Les pratiques de recherche articulent entretiens avec la hiérarchie et avec les équipes, films de situations de travail et analyses collectives.
Les conclusions seront restituées au GNMST avant la fin de l’année.

Quelques premiers résultats ont été rapportés.
Les risques différés (TMS, bruit, risque chimique) sont peu pris en compte par les ouvriers, en raison de l’importance de l’image de soi et de l’image du secteur dans la société. Bien faire son travail dans les délais, prendre sa part de l’effort collectif, soigner la réputation de son entreprise, avoir le sentiment du travail accompli sont les principales valeur sous-jacentes.
Prendre des risques n’est pas une valeur en soi pour les maçons mais la prise de risque selon eux leur fait gagner du temps, améliore leur confort (moins de contraintes) et permet aux jeunes de prendre de l’autonomie.
La temporalité est gommée : la précarité de l’emploi et la fragilité du secteur rabattent sur le présent.
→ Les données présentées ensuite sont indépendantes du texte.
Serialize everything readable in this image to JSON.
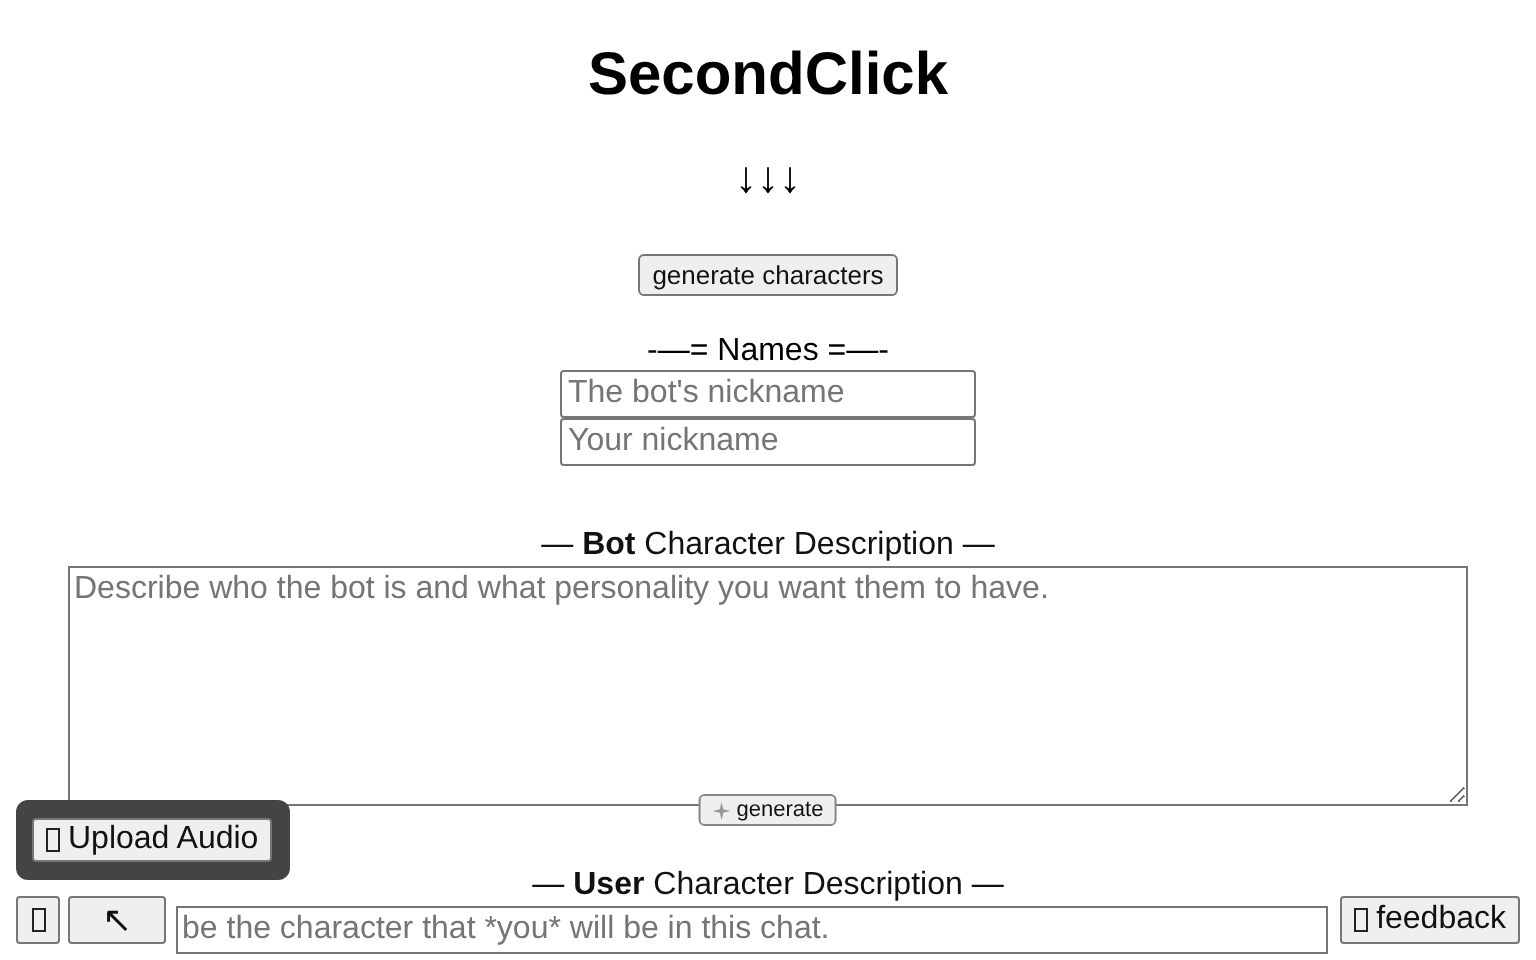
{
  "title": "SecondClick",
  "arrows": "↓↓↓",
  "generate_characters_button": "generate characters",
  "names": {
    "heading": "-—= Names =—-",
    "fields": [
      {
        "placeholder": "The bot's nickname"
      },
      {
        "placeholder": "Your nickname"
      }
    ]
  },
  "descriptions": [
    {
      "heading": "— **Bot** Character Description —",
      "placeholder": "Describe who the bot is and what personality you want them to have.",
      "generate_button": "generate"
    },
    {
      "heading": "— **User** Character Description —",
      "placeholder": "be the character that *you* will be in this chat."
    }
  ],
  "upload_audio_button": "Upload Audio",
  "expand_button": "↖",
  "feedback_button": "feedback"
}
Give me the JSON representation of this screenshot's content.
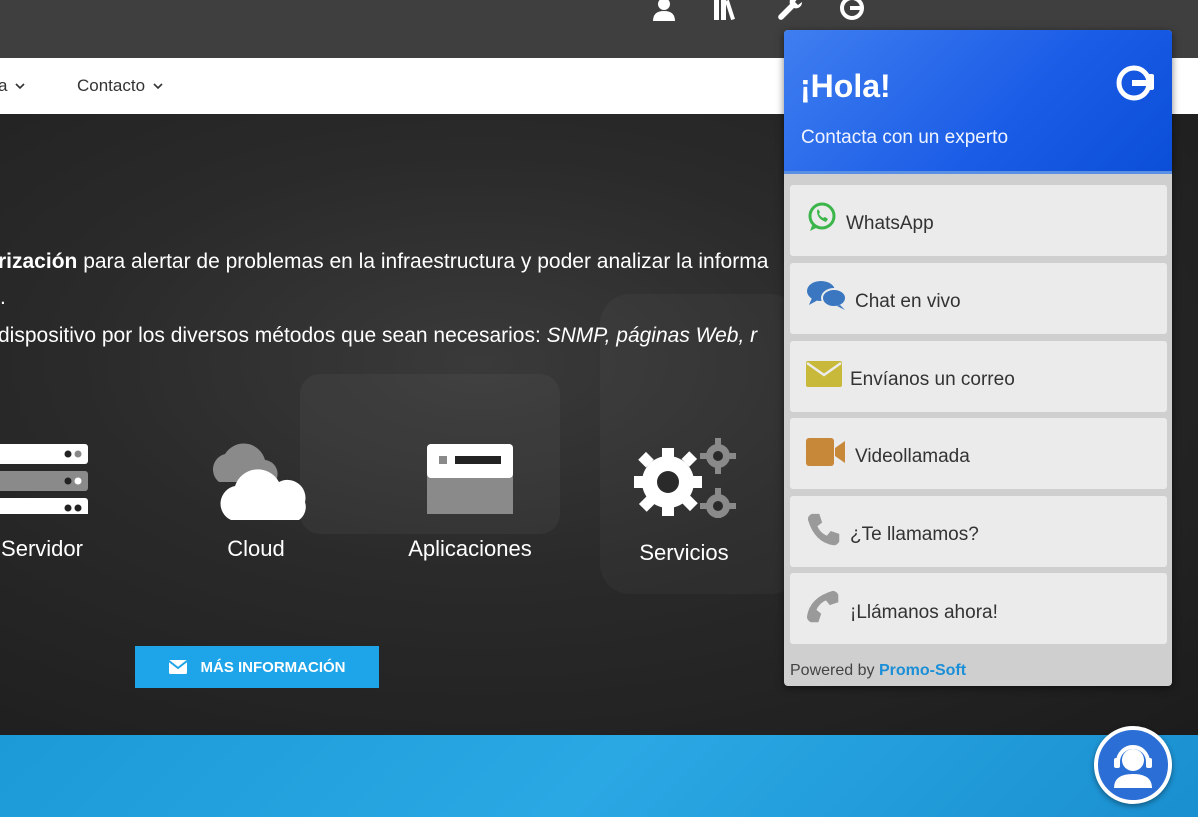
{
  "topbar": {
    "icons": [
      "user-icon",
      "library-icon",
      "wrench-icon",
      "support-logo-icon"
    ]
  },
  "nav": {
    "item_partial": "a",
    "contact": "Contacto"
  },
  "hero": {
    "line1_bold": "rización",
    "line1_rest": " para alertar de problemas en la infraestructura y poder analizar la informa",
    "line1_dot": ".",
    "line2_prefix": "dispositivo por los diversos métodos que sean necesarios: ",
    "line2_italic": "SNMP, páginas Web, r",
    "features": [
      {
        "label": "Servidor",
        "icon": "server-icon"
      },
      {
        "label": "Cloud",
        "icon": "cloud-icon"
      },
      {
        "label": "Aplicaciones",
        "icon": "application-window-icon"
      },
      {
        "label": "Servicios",
        "icon": "gears-icon"
      }
    ],
    "cta": "MÁS INFORMACIÓN"
  },
  "widget": {
    "title": "¡Hola!",
    "subtitle": "Contacta con un experto",
    "options": [
      {
        "label": "WhatsApp",
        "icon": "whatsapp-icon",
        "color": "#3cb54a"
      },
      {
        "label": "Chat en vivo",
        "icon": "chat-bubbles-icon",
        "color": "#3a77c0"
      },
      {
        "label": "Envíanos un correo",
        "icon": "envelope-icon",
        "color": "#c9b93a"
      },
      {
        "label": "Videollamada",
        "icon": "video-camera-icon",
        "color": "#c8883a"
      },
      {
        "label": "¿Te llamamos?",
        "icon": "phone-icon",
        "color": "#9a9a9a"
      },
      {
        "label": "¡Llámanos ahora!",
        "icon": "phone-icon",
        "color": "#9a9a9a"
      }
    ],
    "powered_prefix": "Powered by ",
    "powered_brand": "Promo-Soft"
  },
  "colors": {
    "accent": "#1ea4e8",
    "widget_header": "#1a5ce6",
    "footer": "#1c9ad8"
  }
}
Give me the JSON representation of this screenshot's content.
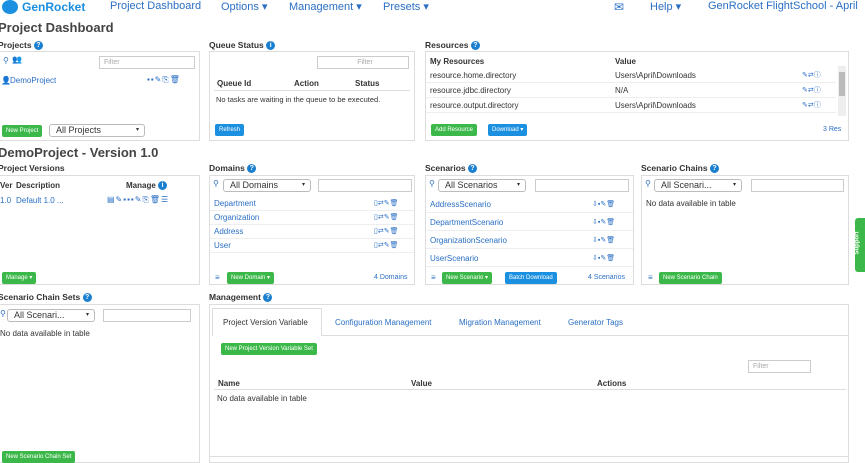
{
  "nav": {
    "brand": "GenRocket",
    "items": [
      "Project Dashboard",
      "Options ▾",
      "Management ▾",
      "Presets ▾"
    ],
    "help": "Help ▾",
    "account": "GenRocket FlightSchool - April"
  },
  "page_title": "Project Dashboard",
  "projects": {
    "title": "Projects",
    "filter_placeholder": "Filter",
    "items": [
      "DemoProject"
    ],
    "new_button": "New Project",
    "scope_select": "All Projects"
  },
  "queue": {
    "title": "Queue Status",
    "filter_placeholder": "Filter",
    "columns": [
      "Queue Id",
      "Action",
      "Status"
    ],
    "empty": "No tasks are waiting in the queue to be executed.",
    "refresh_button": "Refresh"
  },
  "resources": {
    "title": "Resources",
    "columns": [
      "My Resources",
      "Value"
    ],
    "rows": [
      {
        "name": "resource.home.directory",
        "value": "Users\\April\\Downloads"
      },
      {
        "name": "resource.jdbc.directory",
        "value": "N/A"
      },
      {
        "name": "resource.output.directory",
        "value": "Users\\April\\Downloads"
      }
    ],
    "add_button": "Add Resource",
    "download_button": "Download ▾",
    "count": "3 Res"
  },
  "version": {
    "title": "DemoProject - Version 1.0",
    "subtitle": "Project Versions",
    "columns": [
      "Ver",
      "Description",
      "Manage"
    ],
    "rows": [
      {
        "ver": "1.0",
        "desc": "Default 1.0 ..."
      }
    ],
    "manage_button": "Manage ▾"
  },
  "domains": {
    "title": "Domains",
    "select": "All Domains",
    "items": [
      "Department",
      "Organization",
      "Address",
      "User"
    ],
    "new_button": "New Domain ▾",
    "count": "4 Domains"
  },
  "scenarios": {
    "title": "Scenarios",
    "select": "All Scenarios",
    "items": [
      "AddressScenario",
      "DepartmentScenario",
      "OrganizationScenario",
      "UserScenario"
    ],
    "new_button": "New Scenario ▾",
    "batch_button": "Batch Download",
    "count": "4 Scenarios"
  },
  "chains": {
    "title": "Scenario Chains",
    "select": "All Scenari...",
    "empty": "No data available in table",
    "new_button": "New Scenario Chain"
  },
  "chain_sets": {
    "title": "Scenario Chain Sets",
    "select": "All Scenari...",
    "empty": "No data available in table",
    "new_button": "New Scenario Chain Set"
  },
  "management": {
    "title": "Management",
    "tabs": [
      "Project Version Variable",
      "Configuration Management",
      "Migration Management",
      "Generator Tags"
    ],
    "new_button": "New Project Version Variable Set",
    "filter_placeholder": "Filter",
    "columns": [
      "Name",
      "Value",
      "Actions"
    ],
    "empty": "No data available in table"
  },
  "support": "Support"
}
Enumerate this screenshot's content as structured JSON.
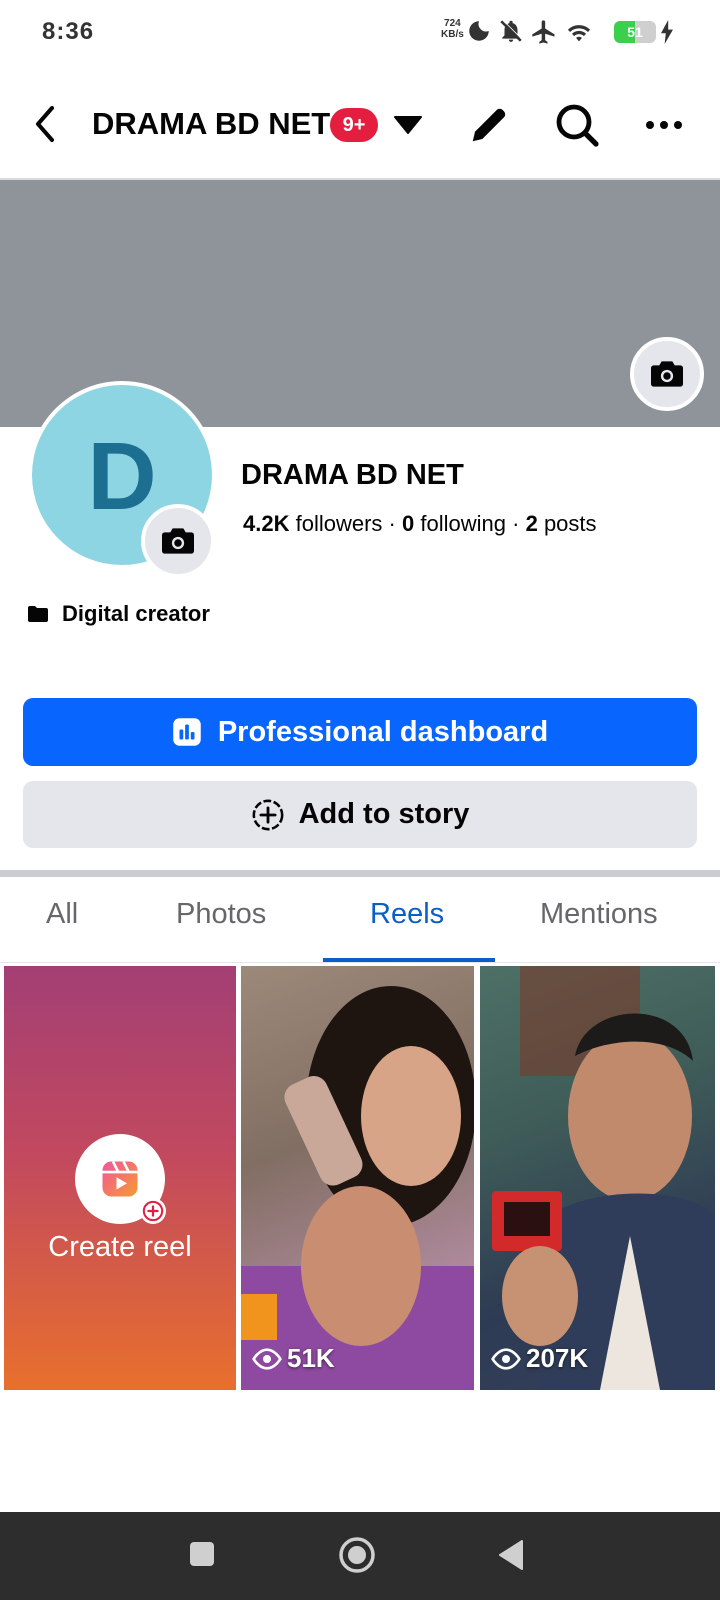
{
  "status_bar": {
    "time": "8:36",
    "net_speed": "724",
    "net_unit": "KB/s",
    "battery": "51",
    "battery_level": 0.51
  },
  "header": {
    "title": "DRAMA BD NET",
    "badge": "9+"
  },
  "profile": {
    "avatar_letter": "D",
    "name": "DRAMA BD NET",
    "followers": "4.2K",
    "followers_label": "followers",
    "following": "0",
    "following_label": "following",
    "posts": "2",
    "posts_label": "posts",
    "separator": "·",
    "category": "Digital creator"
  },
  "buttons": {
    "dashboard": "Professional dashboard",
    "story": "Add to story"
  },
  "tabs": [
    {
      "label": "All"
    },
    {
      "label": "Photos"
    },
    {
      "label": "Reels",
      "active": true
    },
    {
      "label": "Mentions"
    }
  ],
  "reels": {
    "create_label": "Create reel",
    "items": [
      {
        "views": "51K"
      },
      {
        "views": "207K"
      }
    ]
  },
  "colors": {
    "accent": "#0866ff",
    "badge": "#e41e3f",
    "tab_active": "#0a5ec6",
    "cover": "#8f949b",
    "avatar_bg": "#8dd5e2"
  },
  "icons": [
    "back-arrow-icon",
    "dropdown-caret-icon",
    "edit-pencil-icon",
    "search-icon",
    "more-icon",
    "camera-icon",
    "briefcase-icon",
    "dashboard-chart-icon",
    "add-circle-icon",
    "reels-icon",
    "eye-icon",
    "nav-square-icon",
    "nav-home-icon",
    "nav-back-icon"
  ]
}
Et le maçon ne se projette pas dans l’avenir.

Cependant si l’influence du chef d’équipe est primordiale, la parole est inégale au sein de l’équipe : précarité des intérimaires, normes des microcultures d’équipes, des tabous, des problèmes de langue.

Globalement le maçon porte peu d’attention à sa santé. Il sous-estime le risque face à une surestimation de soi.

Il semble que les jeunes soient plus attentifs et qu’il s’économisent un peu plus ; de même les pratiques vis-à-vis de l’hygiène changent.

Le risque chimique est méconnu non seulement chez les ouvriers mais aussi chez l’encadrement.
La question de la protection des mains lorsqu’elle est abordée, montre une sous-utilisation justifiée par la nécessité d’avoir une certaine dextérité, d’être libre, non contraint dans la gestuelle mais aussi par le manque de qualité des installations sanitaires sur chantier.